The art of grasping: Ken Goldberg featured in Berkeley Engineer magazine

IEOR professor Ken Goldberg in his lab at UC Berkeley’s Berkeley Way West.
Photo by Adam Lau/UC Berkeley Engineering

UC Berkeley industrial engineering and operations research professor Ken Goldberg appears on the cover of the summer edition of Berkeley Engineer magazine in a feature exploring the evolving future of robotics, artificial intelligence and human creativity. Drawing on decades of pioneering research, Goldberg reflects on how advances in robotics will depend not only on AI, but also on what he calls ‘good old-fashioned engineering.’

The cover story traces Goldberg’s career from creating the Telegarden — widely regarded as the internet’s first interactive robot — to co-founding Ambi Robotics, whose AI-powered systems have sorted more than 100 million packages for logistics companies worldwide.
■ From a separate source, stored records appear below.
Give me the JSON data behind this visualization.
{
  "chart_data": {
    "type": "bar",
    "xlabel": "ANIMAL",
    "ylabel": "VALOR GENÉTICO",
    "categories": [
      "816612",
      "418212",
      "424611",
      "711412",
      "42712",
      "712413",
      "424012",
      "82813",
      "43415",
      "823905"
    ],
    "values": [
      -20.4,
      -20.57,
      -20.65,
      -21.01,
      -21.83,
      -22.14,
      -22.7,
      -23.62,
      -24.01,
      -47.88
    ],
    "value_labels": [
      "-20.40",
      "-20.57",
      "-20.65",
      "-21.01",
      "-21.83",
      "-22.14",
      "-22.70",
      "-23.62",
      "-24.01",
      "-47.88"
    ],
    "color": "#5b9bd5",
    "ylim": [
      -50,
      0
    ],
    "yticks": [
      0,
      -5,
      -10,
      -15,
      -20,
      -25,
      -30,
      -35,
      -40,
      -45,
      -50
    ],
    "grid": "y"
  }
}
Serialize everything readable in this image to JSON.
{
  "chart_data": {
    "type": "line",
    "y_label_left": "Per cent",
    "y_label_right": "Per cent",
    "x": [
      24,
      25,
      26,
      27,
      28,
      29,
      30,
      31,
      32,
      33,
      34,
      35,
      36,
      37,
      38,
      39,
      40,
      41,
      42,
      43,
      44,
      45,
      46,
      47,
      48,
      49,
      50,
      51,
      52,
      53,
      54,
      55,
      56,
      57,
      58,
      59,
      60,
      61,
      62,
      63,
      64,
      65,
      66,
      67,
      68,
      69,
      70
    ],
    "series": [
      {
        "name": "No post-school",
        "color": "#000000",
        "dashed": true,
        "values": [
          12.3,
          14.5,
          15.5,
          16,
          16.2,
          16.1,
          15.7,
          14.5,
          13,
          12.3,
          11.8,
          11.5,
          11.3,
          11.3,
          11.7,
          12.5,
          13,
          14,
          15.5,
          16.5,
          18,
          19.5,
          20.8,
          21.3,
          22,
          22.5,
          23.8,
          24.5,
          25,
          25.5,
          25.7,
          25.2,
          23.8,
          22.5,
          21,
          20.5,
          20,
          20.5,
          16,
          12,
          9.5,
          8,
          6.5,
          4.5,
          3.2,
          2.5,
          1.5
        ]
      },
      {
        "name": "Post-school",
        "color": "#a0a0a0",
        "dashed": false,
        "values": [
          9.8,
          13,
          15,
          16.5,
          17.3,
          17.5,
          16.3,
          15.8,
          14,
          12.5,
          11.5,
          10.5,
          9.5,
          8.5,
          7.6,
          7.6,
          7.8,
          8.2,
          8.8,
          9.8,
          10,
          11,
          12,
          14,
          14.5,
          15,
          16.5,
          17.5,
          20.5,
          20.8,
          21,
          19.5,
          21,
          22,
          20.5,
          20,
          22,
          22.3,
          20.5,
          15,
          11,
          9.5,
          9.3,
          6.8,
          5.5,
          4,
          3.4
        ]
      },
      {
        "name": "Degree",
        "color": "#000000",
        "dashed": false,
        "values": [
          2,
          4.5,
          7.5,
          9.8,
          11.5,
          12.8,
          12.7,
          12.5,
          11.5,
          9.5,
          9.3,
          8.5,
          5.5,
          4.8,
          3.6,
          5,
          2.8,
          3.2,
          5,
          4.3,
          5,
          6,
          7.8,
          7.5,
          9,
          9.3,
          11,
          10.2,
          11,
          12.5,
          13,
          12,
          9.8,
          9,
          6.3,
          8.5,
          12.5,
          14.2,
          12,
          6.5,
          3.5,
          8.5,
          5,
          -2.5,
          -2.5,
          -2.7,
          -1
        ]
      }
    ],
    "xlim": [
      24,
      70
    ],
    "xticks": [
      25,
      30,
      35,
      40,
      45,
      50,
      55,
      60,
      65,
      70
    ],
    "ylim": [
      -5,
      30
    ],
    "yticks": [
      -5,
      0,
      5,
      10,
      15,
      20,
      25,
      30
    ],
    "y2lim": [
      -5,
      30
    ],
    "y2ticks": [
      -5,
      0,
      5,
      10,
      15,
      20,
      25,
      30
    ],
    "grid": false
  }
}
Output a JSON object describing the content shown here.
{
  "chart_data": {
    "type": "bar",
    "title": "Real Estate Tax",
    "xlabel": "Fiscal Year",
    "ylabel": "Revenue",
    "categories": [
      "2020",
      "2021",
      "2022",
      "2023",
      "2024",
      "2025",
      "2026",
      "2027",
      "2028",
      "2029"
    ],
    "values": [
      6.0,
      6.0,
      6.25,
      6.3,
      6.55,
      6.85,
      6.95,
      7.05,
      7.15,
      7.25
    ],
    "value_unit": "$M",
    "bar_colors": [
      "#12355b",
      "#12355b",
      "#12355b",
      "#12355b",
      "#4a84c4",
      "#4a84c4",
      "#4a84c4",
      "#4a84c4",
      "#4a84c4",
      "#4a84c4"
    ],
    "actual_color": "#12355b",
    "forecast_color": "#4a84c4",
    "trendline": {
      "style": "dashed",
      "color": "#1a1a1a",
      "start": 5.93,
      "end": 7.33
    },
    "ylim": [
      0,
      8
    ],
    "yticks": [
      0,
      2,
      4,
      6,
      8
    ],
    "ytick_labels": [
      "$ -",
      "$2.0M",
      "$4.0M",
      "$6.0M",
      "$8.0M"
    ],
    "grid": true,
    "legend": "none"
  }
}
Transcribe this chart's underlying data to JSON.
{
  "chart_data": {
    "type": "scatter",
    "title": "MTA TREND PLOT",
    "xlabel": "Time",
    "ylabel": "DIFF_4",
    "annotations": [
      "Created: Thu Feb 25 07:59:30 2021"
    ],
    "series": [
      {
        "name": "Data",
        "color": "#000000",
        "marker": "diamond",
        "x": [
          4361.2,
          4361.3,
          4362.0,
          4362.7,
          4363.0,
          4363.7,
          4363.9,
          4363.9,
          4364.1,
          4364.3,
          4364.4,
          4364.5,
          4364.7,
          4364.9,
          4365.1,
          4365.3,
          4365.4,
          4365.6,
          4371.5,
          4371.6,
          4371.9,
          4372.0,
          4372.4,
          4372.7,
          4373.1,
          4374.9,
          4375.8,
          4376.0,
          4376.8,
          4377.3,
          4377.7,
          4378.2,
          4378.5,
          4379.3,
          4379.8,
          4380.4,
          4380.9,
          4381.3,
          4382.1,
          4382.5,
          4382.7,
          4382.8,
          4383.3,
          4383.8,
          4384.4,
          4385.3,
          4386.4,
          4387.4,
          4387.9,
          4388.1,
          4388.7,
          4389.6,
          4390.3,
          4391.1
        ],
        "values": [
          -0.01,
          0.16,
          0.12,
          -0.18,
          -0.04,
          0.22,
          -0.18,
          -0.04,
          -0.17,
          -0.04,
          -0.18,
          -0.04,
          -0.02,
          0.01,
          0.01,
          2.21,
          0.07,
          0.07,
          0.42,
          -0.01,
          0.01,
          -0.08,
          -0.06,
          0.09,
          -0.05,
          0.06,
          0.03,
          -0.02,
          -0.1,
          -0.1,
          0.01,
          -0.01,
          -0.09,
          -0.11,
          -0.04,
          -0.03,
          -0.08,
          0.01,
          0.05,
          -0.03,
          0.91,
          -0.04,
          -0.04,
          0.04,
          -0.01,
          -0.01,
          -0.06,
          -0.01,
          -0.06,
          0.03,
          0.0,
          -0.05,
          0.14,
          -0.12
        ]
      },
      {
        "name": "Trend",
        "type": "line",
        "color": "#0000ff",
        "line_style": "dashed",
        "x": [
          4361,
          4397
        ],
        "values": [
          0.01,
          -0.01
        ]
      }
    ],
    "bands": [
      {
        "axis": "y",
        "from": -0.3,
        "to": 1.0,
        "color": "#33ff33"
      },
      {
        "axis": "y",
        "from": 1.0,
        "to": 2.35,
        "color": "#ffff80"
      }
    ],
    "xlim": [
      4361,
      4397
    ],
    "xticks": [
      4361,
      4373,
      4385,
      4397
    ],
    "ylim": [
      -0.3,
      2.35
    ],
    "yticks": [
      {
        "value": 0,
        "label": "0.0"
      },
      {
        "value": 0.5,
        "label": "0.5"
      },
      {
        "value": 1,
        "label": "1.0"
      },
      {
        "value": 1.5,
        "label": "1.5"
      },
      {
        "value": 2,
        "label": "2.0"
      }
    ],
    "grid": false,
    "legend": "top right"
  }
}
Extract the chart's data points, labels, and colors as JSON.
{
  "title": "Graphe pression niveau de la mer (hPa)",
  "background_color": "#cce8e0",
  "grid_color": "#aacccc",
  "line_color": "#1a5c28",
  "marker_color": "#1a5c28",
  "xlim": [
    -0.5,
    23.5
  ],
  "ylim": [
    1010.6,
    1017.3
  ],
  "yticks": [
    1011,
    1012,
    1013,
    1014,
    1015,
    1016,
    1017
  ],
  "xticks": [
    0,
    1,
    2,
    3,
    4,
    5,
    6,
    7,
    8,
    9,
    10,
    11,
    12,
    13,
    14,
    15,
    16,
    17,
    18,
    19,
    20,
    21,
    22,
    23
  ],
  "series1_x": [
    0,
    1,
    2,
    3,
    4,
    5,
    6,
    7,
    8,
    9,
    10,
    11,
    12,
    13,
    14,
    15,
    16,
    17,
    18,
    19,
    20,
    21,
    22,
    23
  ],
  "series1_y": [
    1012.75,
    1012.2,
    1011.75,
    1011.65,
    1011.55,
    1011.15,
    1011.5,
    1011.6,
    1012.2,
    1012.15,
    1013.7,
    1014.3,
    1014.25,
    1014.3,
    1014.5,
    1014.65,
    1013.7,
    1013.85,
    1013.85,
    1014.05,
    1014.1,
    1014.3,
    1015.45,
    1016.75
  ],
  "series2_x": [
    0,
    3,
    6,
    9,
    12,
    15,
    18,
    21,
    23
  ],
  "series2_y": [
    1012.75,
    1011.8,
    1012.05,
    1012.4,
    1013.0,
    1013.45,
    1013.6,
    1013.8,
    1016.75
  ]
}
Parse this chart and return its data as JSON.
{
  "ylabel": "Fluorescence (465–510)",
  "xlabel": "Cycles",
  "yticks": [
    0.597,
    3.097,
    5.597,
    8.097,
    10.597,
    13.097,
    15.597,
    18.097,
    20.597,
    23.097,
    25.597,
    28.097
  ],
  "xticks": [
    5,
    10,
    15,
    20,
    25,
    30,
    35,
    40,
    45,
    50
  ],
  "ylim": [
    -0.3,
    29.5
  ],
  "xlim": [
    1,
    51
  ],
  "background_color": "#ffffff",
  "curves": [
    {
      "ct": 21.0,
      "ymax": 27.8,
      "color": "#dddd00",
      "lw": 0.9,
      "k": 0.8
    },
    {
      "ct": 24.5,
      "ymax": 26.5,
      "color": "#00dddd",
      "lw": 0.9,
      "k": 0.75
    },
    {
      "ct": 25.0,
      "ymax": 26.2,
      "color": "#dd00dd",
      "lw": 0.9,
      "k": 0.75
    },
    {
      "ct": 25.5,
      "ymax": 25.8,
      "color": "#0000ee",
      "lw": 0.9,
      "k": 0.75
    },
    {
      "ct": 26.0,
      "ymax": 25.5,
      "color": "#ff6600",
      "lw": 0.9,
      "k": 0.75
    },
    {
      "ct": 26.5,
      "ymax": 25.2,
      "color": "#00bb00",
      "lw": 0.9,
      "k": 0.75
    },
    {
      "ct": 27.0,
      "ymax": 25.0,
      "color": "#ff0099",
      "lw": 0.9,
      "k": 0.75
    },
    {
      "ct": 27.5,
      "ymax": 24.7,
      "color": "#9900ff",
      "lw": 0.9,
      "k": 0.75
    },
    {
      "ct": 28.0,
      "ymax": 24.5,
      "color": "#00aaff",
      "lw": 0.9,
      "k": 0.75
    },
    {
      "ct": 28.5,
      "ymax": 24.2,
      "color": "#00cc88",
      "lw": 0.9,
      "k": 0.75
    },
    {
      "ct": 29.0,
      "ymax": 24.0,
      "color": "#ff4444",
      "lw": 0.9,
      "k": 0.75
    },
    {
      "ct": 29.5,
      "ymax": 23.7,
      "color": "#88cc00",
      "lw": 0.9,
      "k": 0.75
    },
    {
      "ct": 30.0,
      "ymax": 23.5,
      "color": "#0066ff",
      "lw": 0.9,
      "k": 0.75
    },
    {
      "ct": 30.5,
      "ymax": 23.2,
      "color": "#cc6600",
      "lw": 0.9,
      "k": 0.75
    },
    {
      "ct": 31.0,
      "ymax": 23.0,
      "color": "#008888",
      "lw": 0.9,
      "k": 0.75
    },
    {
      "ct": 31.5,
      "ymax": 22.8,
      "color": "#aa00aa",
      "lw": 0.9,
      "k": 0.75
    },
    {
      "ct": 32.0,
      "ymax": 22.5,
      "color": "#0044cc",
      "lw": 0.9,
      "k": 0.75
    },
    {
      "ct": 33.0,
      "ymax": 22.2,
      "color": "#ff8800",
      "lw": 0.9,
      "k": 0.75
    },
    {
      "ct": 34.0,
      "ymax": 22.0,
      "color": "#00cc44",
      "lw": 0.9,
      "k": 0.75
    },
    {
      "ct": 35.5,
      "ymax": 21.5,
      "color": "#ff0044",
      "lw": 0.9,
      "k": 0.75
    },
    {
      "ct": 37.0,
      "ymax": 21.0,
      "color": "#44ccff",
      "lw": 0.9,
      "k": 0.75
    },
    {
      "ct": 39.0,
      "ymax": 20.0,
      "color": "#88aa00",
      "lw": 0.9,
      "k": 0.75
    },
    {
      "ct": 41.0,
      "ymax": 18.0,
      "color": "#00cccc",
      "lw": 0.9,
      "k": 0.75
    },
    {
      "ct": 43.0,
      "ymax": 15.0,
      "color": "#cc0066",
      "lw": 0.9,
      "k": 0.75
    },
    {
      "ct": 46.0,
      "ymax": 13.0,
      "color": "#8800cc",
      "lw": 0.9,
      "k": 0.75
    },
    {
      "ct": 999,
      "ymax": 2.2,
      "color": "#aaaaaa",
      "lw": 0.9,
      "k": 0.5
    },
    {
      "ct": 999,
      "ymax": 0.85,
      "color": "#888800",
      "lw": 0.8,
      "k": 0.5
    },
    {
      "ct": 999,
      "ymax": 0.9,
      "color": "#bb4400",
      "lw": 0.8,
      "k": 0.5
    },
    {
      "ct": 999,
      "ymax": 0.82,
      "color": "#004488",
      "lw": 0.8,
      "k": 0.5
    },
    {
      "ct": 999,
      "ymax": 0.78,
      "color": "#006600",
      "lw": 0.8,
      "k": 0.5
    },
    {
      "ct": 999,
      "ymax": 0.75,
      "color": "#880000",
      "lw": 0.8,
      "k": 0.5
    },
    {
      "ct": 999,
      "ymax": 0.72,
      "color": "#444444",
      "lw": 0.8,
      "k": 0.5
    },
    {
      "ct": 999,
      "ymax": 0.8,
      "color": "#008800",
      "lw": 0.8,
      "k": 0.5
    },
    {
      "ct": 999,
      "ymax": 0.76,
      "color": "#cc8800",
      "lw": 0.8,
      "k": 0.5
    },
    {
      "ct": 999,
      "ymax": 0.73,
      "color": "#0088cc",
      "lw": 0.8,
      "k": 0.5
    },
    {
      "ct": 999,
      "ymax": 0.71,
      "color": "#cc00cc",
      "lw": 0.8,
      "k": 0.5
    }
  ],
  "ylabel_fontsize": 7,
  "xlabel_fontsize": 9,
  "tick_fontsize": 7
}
Along the way, the article highlights Goldberg’s long-standing belief that innovation flourishes at the intersection of engineering and art.

Dozens of impeccably styled art aficionados packed themselves into the di Rosa Museum in San Francisco to reflect on trees, time and technology. A crowd gathered around a lean, bespectacled artist who stood beside a large photograph depicting an industrial robot arm emerging from a large planter lush with greenery. The presenting artist was Ken Goldberg, a roboticist and UC Berkeley’s William S. Floyd Distinguished Professor of Engineering. He explained that the photo depicted the Telegarden, the first interactive robot on the internet.

The Telegarden expanded on a concept Goldberg pioneered in 1994, when he first trained a webcam on a robotic arm and streamed it online. He later tasked the robot with tending a small garden of living plants and allowed website visitors to control the robot by directing where it should plant and water seedlings. In 1995, converting commands from a two-dimensional web interface into something that could be parsed by a robotic arm operating in three dimensions was a major challenge. It was also one of the first marriages of art and engineering on the nascent internet.

“Everybody expects instant gratification on the internet,” Goldberg told his audience. “But nature doesn’t work that way.”

Though the Telegarden debuted more than 30 years ago, its invitation to question expectations may be more salient than ever. Artificial intelligence (AI) evangelists say we are at the threshold of an era of endless leisure as AI agents and robots render white-collar work obsolete. Perhaps they’re right, but Goldberg is skeptical. While he doesn’t believe all-purpose robots will replace human labor anytime soon, his research shows that robotic competence in a variety of controlled tasks is well within reach, but only if we stop expecting robots to evolve just like text-based AI. Goldberg’s research has already proven itself via a commercial package-sorting robot that he helped design, which has successfully sorted over 100 million packages. He believes that the next leap in robotics capability will be the result of anchoring advances in AI training atop a foundation of what he calls “good old-fashioned engineering.”